With the help of Tenzin, Robin, Jonathan, Dillan, Chris, Andrew, Gary (who has been a life long mentor of mine, and one of the most brilliant people I know), Stephen, Munkelwitz, Abe Barth-Werb, Jacob Beauregard, Evan Yandell, Zack Ney, Evan Flynn, Ethan Joachim Eldridge, Phelan Vendeville, Mike Torch, Leif K-Brooks, and a handful of other amazing personalities, we revived the Computer Science Student Association (CSSA) at the University of Vermont from a once a month meetup to a hackerspace which became home for 10% of the CS department. From them, I learned about recursive trampolining, decision trees, neural networks, x11 and intel graphics acceleration, beowulf clustering, password cracking, language theory, homoiconicity, data mining, wireless sensors, functional programming and tail call optimization, multiprocessing done right, and a whole bunch of other skills. I was also very inspired by Leif who was running Omegle -- vicariously it was a privilege to see what went into supporting an effort of that size and the concept is brilliant. The CSSA was a fantastic source of inspiration, knowledge, and a network I am very grateful to have worked with. Theme being, have a mentor. Or many mentors who know what you want to learn. During my time at UVM, I spent no less than 500 hours talking to my mentor Gary Johnson about everything he was learning during his grad classes about machine learning (often at the great expense of sleeping)

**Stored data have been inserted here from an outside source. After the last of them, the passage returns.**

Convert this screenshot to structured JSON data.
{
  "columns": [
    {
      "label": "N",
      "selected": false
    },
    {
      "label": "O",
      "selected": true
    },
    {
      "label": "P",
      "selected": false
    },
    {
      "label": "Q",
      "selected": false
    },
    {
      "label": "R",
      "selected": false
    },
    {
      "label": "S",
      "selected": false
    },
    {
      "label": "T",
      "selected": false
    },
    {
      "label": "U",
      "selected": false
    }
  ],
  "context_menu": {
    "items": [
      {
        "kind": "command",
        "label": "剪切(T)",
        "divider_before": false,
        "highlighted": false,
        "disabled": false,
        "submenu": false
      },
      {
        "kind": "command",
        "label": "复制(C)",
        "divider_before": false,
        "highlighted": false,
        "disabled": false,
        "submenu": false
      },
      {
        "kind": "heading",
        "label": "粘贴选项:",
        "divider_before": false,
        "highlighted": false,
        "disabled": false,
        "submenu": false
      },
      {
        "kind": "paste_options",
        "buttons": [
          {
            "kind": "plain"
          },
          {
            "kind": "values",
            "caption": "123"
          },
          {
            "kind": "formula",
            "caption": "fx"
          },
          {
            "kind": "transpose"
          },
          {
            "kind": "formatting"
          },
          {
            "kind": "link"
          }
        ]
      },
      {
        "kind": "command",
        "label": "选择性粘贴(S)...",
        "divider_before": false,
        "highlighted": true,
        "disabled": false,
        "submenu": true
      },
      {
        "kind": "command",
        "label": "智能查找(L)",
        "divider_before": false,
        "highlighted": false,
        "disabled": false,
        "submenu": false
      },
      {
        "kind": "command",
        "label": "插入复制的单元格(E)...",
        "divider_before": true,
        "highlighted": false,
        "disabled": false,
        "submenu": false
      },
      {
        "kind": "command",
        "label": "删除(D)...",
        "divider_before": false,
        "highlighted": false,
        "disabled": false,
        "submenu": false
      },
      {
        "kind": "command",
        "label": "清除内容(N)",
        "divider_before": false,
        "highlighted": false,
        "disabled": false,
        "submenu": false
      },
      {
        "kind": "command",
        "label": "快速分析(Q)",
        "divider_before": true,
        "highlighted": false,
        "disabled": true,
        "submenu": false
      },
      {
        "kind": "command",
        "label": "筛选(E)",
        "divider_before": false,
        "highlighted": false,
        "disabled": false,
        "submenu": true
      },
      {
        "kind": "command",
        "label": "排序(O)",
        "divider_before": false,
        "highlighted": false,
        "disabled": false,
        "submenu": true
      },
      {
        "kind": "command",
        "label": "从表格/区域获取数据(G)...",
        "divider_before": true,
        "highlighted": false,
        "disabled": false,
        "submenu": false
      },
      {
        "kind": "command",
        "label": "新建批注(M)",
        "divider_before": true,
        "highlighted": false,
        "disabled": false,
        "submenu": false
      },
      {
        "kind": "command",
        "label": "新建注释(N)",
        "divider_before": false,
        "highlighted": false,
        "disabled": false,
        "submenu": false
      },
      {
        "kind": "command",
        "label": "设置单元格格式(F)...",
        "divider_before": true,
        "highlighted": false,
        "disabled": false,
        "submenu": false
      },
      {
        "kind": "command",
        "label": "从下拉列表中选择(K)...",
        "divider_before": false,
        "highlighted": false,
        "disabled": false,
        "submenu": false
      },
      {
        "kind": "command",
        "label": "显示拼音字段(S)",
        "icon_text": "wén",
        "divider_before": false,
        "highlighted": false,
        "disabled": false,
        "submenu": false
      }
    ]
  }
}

The second lesson was to secure an independent study, if possible. Working with Josh Bongard (who was our CSSA advisor) was my first dive during undergrad into working with basic neural networks. And taking relevant courses from teachers who know the industry. I was lucky to take a Data Mining class and a course on Artificial Intelligence with Dr. Xindong Wu, who was formerly the Editor-in-Chief for IEEE TKDE, AI&KP and Chair of ICDM. In these courses we used Peter Norvig and Stuart Russel's Artificial Intelligence a Modern Approach (which is one of my favorite books). We want through a detailed comparison of data mining algorithms (http://www.cs.uvm.edu/~xwu/PPT/Top10DMAlgorithms-C.pdf) and we implemented each one in different languages with interesting complimentary or illustrative features ranging from common lisp to prolog. The final for the KDM class was a mini dissertation on one of these algorithms, as well as suggested improvements (I did PageRank).

I applied to grad schools specifically working to continue work on my search engine. I was rather disappointed to find (what shouldn't have been surprising) that there were a lot of professors who wanted to work with me on their grants, but none who was willing to work on my project. And to add insult to injury, the professor I had hope to work with was on sabbatical. So, I continued to take classes on Artificial Intelligence at University of Delaware and ran my search engine servers from within the university (which I probably shouldn't be saying) and would bring questions to the faculty every chance I got.

Less than two years into my phd program I got dragged out by an opportunity to start a company, it had some funding offers, and so I decided to take the shot and leave my program. I was kept pretty busy over the next ~4 years w/ engineering efforts for the startups I was with, but I tried to continue to queue up and read academic papers and follow the trends of the industry. If you read my essay on this thread about reaching inaccessible people, I would frequently connect with researchers to ask them about their work and occasionally they were willing to walk me through their paper if I was stumped on something.

This all came in handy when I started Hackerlist, Inc and we pivoted to be an AI consultancy and I had to read papers, interview candidates, and pair the right person to the right contract.